- Born: Maria Răducanu 3 November 1967 (age 58) Huși, Vaslui, Romania
- Occupation: Singer-songwriter
- Years active: 1984–present

= Maria Răducanu =

Romanian musician (born 1967)

Maria Răducanu (born 3 November 1967, Huși, jud. Vaslui) is a self-taught Romanian ethno jazz singer-songwriter, noted for her vocal range and considered as representative of the new Romanian jazz.
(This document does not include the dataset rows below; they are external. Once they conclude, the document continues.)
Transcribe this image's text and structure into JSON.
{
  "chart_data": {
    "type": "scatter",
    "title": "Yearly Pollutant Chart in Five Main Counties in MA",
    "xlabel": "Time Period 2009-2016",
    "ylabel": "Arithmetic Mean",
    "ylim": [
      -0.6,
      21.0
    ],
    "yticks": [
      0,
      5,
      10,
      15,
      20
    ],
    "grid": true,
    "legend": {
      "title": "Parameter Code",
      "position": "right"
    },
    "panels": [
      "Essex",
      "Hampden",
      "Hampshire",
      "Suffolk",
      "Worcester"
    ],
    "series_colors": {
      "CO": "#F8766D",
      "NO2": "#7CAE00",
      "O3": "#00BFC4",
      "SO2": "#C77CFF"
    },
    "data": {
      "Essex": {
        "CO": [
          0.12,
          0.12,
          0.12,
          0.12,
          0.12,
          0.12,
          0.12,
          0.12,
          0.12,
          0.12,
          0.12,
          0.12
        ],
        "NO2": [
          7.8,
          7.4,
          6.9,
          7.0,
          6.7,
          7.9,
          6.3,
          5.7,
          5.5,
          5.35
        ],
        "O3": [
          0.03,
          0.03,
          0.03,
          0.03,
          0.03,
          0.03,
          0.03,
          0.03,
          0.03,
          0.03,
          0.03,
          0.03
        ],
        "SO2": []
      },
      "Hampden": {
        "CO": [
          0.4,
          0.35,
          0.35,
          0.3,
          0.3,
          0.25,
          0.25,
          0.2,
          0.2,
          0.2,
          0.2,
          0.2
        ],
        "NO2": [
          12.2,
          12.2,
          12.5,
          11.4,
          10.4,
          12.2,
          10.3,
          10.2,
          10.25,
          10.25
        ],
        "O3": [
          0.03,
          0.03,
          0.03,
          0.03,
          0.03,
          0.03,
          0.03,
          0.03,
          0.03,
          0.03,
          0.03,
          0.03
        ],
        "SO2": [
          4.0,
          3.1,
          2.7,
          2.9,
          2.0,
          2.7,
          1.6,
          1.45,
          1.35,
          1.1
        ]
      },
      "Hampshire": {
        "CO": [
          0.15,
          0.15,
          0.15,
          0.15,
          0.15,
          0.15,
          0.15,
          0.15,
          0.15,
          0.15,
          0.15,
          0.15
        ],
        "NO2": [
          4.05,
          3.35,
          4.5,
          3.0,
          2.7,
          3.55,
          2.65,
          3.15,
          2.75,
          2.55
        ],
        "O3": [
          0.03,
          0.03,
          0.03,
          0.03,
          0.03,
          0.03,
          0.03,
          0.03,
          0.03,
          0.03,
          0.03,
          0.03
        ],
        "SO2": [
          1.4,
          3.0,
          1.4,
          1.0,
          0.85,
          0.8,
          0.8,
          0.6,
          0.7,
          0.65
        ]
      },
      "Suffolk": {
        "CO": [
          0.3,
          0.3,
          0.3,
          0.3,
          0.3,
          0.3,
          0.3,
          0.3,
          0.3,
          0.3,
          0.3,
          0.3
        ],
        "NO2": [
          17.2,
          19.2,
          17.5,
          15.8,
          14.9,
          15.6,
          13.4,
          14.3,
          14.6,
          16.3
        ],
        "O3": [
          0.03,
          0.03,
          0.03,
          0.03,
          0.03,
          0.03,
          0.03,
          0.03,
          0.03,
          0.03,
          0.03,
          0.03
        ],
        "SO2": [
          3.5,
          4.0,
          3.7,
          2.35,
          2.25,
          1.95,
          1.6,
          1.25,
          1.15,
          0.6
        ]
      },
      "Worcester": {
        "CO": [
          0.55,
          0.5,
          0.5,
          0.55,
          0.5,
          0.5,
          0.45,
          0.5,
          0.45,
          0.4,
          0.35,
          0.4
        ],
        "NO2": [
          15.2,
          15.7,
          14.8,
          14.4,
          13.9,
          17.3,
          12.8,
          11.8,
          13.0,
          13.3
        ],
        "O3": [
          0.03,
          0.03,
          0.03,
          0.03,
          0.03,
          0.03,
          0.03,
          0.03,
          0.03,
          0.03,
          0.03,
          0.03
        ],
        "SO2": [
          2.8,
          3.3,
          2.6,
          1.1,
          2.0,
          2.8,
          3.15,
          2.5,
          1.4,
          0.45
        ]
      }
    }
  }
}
She mixes jazz with Romanian folk music, songs by Maria Tănase, to whom she has been compared, fado and European music from the 16th century.

==Discography==
- Ziori (Tzadik, 2010) with Marc Ribot (guitars, bass) and Nicolai Adi Chiru (2nd guitar)
- Pure Music (The End Film, 2008) with Krister Jonsson (guitar)
- Troika – Chansons Russes (Arbore Sonor, 2005) with Maxim Belciug (guitar)
- La Tarara – Chansons Espagnoles (Arbore Sonor, 2005) with Maxim Belciug (guitar)
- Cantece din Rasarit / Chants du Levant (Institut Francais de Bucarest, 2005) with Jan Roder (bass)
- Lumini (La Strada Music, 2004) with Mircea Tiberian (piano)
- Viata Lumij (2003) with Mircea Tiberian Quartet
- Colinde (La Strada Music, 2002) with Vlaicu Golcea (double bass) and Sorin Romanescu (guitar)
- Pe vale (La Strada Music, 2002) with Vlaicu Golcea (double bass) and Sorin Romanescu (guitar) (nominated in Romania for the best jazz creation award)

==Special contribution==

Maria Răducanu received an offer from The Walt Disney Company, and she provides the Romanian voice of Ariel, in The Little Mermaid (TV series) (1992– Ager Film), and in 2005 in the classic eternal Disney dubbing, The Little Mermaid.